Im US Central Command (USCENTCOM) auf der McDill Air Force Base in Tampa gab der Leiter des Deutschen Verbindungskommando USCENTCOM, Brigadegeneral Schoy, einen ausführlichen Überblick über die deutsche Einbindung. Nachfolgend trug Lieutenant General Charles Brown, Deputy Commander USCENTCOM, zum Thema „Leadership“ vor. Seine Hauptbotschaft an die Lehrgangsteilnehmer lautete: „Articulate risk! And articulate the risk if you don`t act!“ Der kanadische General Major Millner referierte zum Thema „Coalitions“ aus Sicht eines J5 Deptuy Directors. Aus seiner Sicht kommt es zukünftig deutlich auf aktuelle und zukünftige Koalitionen an. Ein interessanter Werksbesuch bei einer F35 Produktionsstätte des Unternehmens Lockheed Martin rundete den Besuch des Lehrgangs in Tampa ab.

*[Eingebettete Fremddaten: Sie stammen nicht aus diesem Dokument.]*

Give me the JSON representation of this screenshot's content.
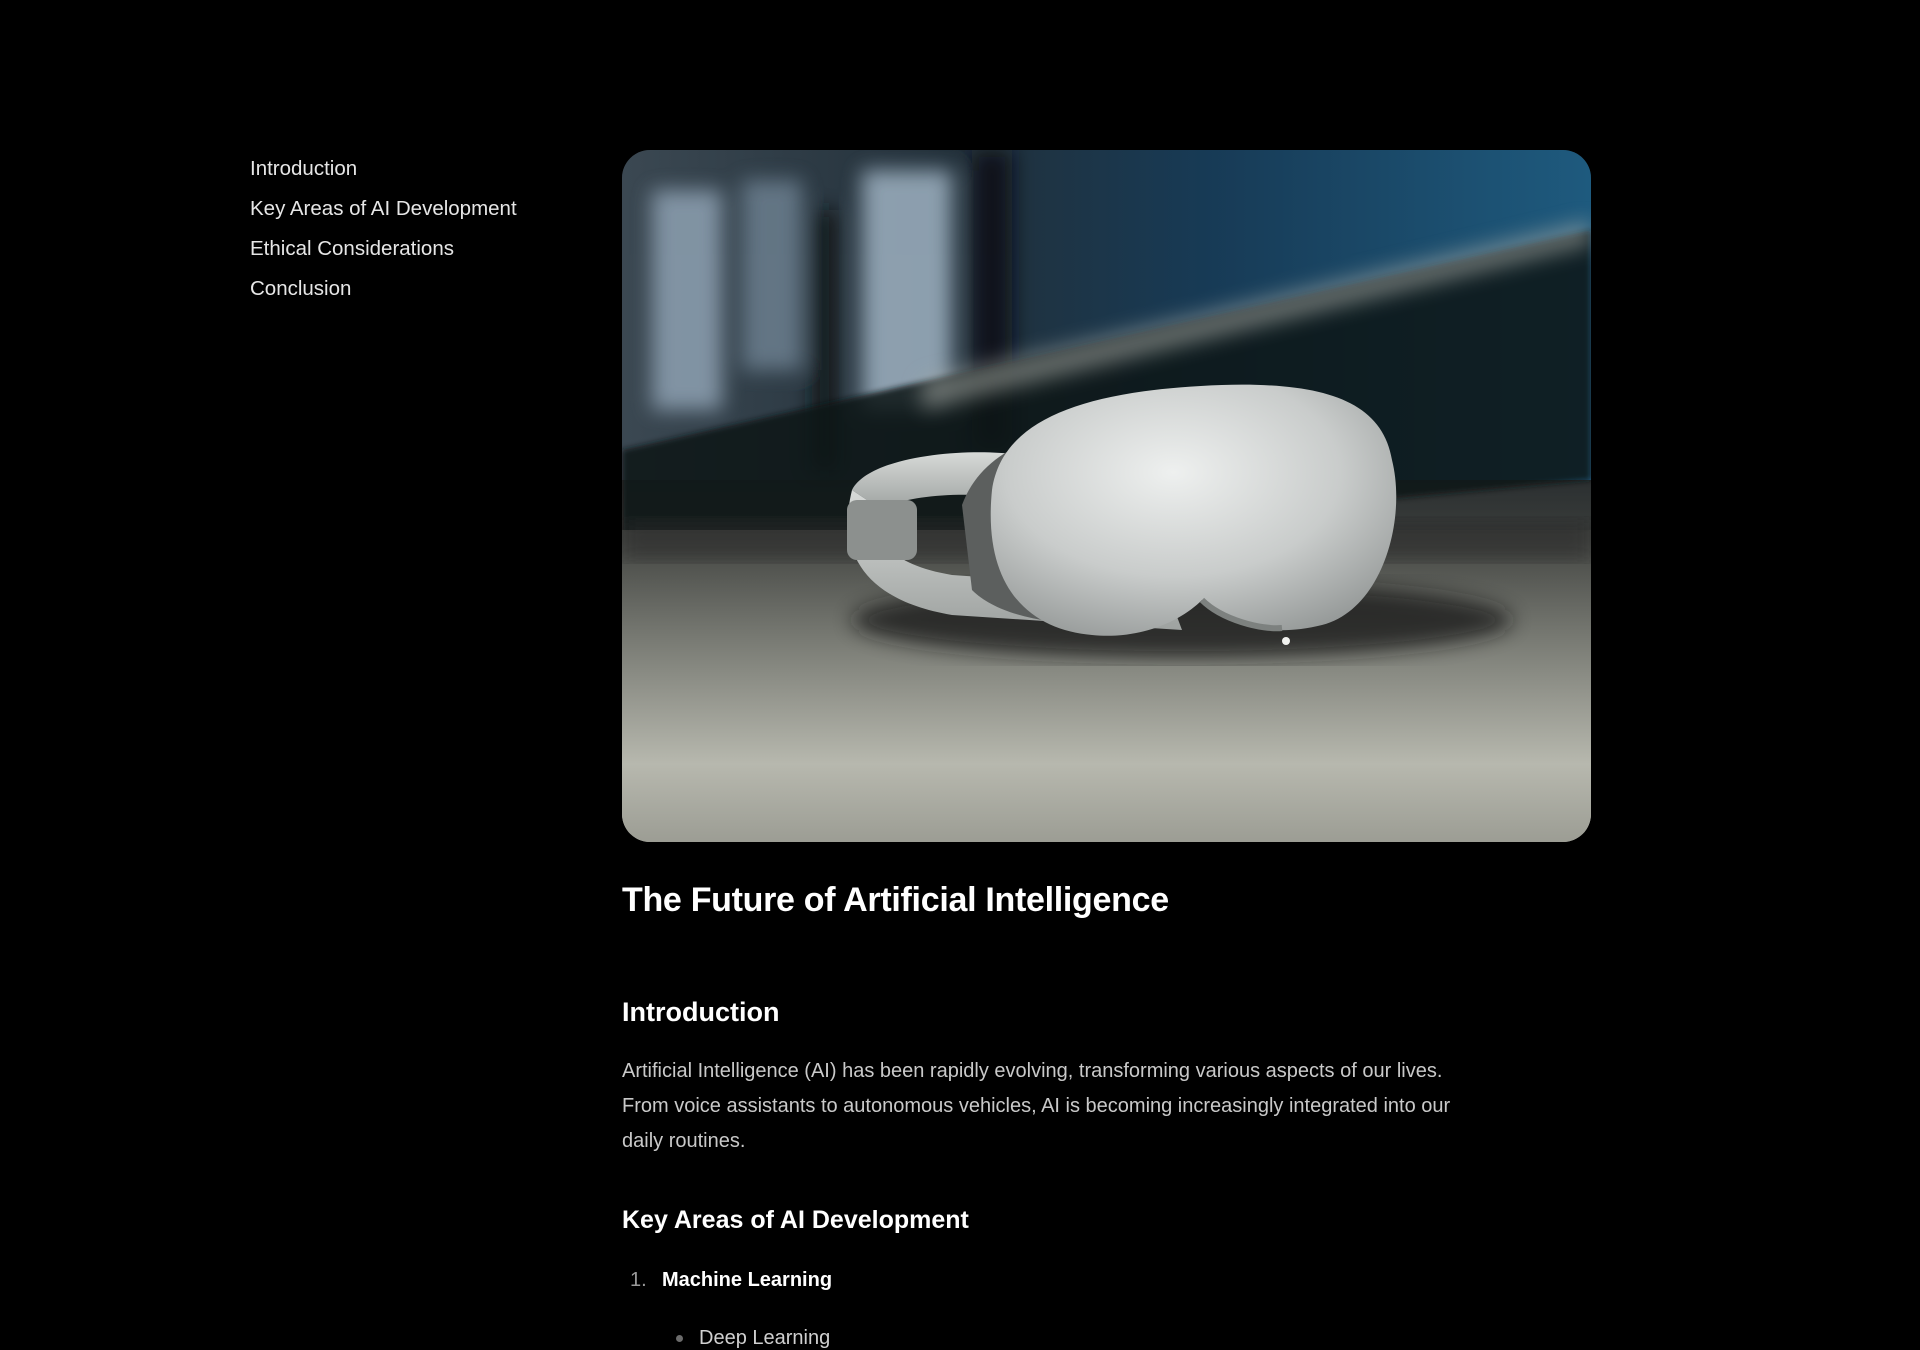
{
  "toc": {
    "items": [
      {
        "label": "Introduction"
      },
      {
        "label": "Key Areas of AI Development"
      },
      {
        "label": "Ethical Considerations"
      },
      {
        "label": "Conclusion"
      }
    ]
  },
  "hero": {
    "subject": "vr-headset-on-table"
  },
  "article": {
    "title": "The Future of Artificial Intelligence",
    "intro": {
      "heading": "Introduction",
      "body": "Artificial Intelligence (AI) has been rapidly evolving, transforming various aspects of our lives. From voice assistants to autonomous vehicles, AI is becoming increasingly integrated into our daily routines."
    },
    "key_areas": {
      "heading": "Key Areas of AI Development",
      "items": [
        {
          "marker": "1.",
          "label": "Machine Learning",
          "subitems": [
            "Deep Learning"
          ]
        }
      ]
    }
  },
  "colors": {
    "background": "#000000",
    "text": "#ffffff",
    "body_text": "#c9c9c9"
  }
}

Südamerika und Küstenwache zum Abschluss

In Miami war es Frau Generalkonsulin Annette Klein, die den Lehrgang in die Besonderheiten Floridas einschließlich seiner deutschstämmigen Verbindungen eingewiesen hat. Sie legte dabei ein Augenmerk auf die aktuelle politische, ökologische sowie auf gesellschaftliche Situation in Florida und den USA. Die Ausbildungsreise fand ihren Abschluss durch einen Vortrag von Vertretern des US Southern Command sowie einen Besuch bei der US Coast Guard. Dabei wurde der Blick auf Südamerika und die Karibik gelenkt und Herausforderungen angesprochen, die im europäischen Denken weniger im Fokus stehen: zum Beispiel der weltweite Drogenhandel und die politische Situation in den südamerikanischen Staaten.

Gegenseitiges Verständnis

Zusammenfassend ist festzuhalten, dass die vielen Diskussionen und Gespräche des Besuchs das gegenseitige Verständnis und Vertrauen gefördert haben. Das bisher auf dem Lehrgang erworbene theoretische Wissen wurde durch einen Blick über den transatlantischen Tellerrand hinaus vertieft. Eine sehr gut durchgeplante Organisation und das hohe Engagement der Gastgeber bildeten dabei das Fundament des Erfolgs der Reise. Die dargebotene Hochwertigkeit der Vorträge und das Sammeln von Erfahrungen aus erster Hand machen die USA-Reise auch künftig zu einem wichtigen Ausbildungsabschnitt des Lehrgangs. Der nächste LGAN freut sich auf die Reise.